就这样,几个人连拉带拽总算把谢广坤弄上了车,一路风驰电掣赶到机场。换登机牌、过安检一通折腾,总算到了候机区坐定,刚松口气,谢广坤起身溜达了一圈,没一会儿就端着四杯水乐呵呵地回来了。
谢广坤“来来来,都拿着喝!”(把纸杯往几人手里一塞,一脸得意),“刚才过安检,咱带的水不是让人给没收了吗?我可跟你们说,飞机上那水指定贵得离谱,咱在这儿先喝饱了,上去一口都不买——我可不能让航空公司挣着我一分钱!
谢艾伶(哭笑不得地问):“爸,你这水是从哪儿拿的啊?别再拿错别人的了。
谢广坤“拿错啥!”(一挺胸脯),“那边拐角有个自助饮水机,免费的!不喝白不喝!”
谢广坤(说完,又左右瞅了瞅,压低声音神神秘秘补了一句):“你们先喝着,我先去上个厕所,等我上完出来,你们再轮流去。”
王小蒙(忍不住问):“爹,为啥啊?”
谢广坤飞机上的厕所白给你用啊?人家那都是成本!指不定悄悄扣钱呢,咱能在机场用完就绝不上飞机用,能省一点是一点,绝不能让人家赚咱便宜!”
这话一出口,白清明差点没把刚喝进去的水喷出来,王小蒙别过脸强忍着笑,艾伶尴尬得脚趾都快抠出三室一厅,只想当场假装不认识这位亲爹。
就这样到了登机时间,飞机平稳滑上跑道,引擎轰鸣声骤然变大,机身猛地一震,开始加速冲刺。
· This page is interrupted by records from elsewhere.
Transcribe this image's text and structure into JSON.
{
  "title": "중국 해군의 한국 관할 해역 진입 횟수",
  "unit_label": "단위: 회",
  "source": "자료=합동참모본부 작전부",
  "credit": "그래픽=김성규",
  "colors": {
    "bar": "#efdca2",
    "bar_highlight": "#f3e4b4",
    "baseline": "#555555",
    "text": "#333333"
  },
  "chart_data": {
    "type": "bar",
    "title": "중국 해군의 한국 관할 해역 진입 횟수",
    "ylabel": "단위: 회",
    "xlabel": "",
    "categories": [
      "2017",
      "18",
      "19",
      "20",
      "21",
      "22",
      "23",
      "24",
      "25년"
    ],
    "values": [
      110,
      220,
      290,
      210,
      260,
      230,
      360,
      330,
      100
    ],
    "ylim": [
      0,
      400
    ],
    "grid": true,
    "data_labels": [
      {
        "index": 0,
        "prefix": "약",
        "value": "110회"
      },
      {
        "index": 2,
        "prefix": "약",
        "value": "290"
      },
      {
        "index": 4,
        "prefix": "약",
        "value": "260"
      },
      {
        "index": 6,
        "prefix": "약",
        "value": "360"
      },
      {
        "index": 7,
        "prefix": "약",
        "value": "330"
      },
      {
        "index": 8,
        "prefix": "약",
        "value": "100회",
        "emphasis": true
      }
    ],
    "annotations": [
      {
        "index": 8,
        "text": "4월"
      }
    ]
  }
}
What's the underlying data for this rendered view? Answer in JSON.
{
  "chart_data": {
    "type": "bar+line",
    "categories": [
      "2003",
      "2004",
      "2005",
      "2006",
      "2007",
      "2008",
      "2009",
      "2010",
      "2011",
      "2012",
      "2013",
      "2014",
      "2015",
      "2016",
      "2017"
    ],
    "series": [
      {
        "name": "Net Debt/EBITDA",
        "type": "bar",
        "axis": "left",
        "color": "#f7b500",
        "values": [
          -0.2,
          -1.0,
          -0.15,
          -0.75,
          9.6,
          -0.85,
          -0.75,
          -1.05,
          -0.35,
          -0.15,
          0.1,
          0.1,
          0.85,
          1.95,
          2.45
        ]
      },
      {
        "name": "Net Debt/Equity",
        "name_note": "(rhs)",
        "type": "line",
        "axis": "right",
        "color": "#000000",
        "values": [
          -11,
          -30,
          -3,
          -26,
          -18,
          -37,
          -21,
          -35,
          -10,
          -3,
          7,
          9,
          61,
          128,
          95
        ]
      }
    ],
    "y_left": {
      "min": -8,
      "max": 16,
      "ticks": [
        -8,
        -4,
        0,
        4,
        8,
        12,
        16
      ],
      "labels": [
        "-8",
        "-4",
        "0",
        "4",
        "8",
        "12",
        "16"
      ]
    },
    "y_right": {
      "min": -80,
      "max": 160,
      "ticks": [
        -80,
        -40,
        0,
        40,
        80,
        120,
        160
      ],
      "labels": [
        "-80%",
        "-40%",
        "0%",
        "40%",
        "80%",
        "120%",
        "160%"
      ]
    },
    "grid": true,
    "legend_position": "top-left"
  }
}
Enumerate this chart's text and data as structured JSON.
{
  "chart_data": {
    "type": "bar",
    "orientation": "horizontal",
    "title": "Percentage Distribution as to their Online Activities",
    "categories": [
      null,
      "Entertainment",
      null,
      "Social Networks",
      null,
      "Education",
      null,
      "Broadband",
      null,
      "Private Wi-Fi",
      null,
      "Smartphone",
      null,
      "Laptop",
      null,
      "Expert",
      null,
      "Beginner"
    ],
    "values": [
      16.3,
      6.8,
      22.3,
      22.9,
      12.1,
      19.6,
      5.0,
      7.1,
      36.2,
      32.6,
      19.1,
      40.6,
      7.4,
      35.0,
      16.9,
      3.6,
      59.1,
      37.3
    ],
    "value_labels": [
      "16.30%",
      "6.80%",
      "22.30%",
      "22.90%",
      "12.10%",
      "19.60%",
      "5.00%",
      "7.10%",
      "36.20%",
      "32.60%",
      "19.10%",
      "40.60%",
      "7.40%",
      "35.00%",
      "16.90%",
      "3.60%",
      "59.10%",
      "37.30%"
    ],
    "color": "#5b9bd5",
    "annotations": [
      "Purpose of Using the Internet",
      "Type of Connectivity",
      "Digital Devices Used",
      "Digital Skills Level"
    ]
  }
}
谢广坤“唰”地一下双手死死攥紧座椅扶手,指节都捏得发白,脖子往胸口一缩,眼睛闭得比谁都紧,脑袋纹丝不动,连大气都不敢喘。
王小蒙(忍不住轻声问):爹,你咋了?是不是不舒服啊?”
谢广坤(嘴唇都有点发颤,硬撑着半天,才憋出一句,声音都发飘):这、这么大块铁疙瘩……怎么、怎么说起来就起来了啊!!”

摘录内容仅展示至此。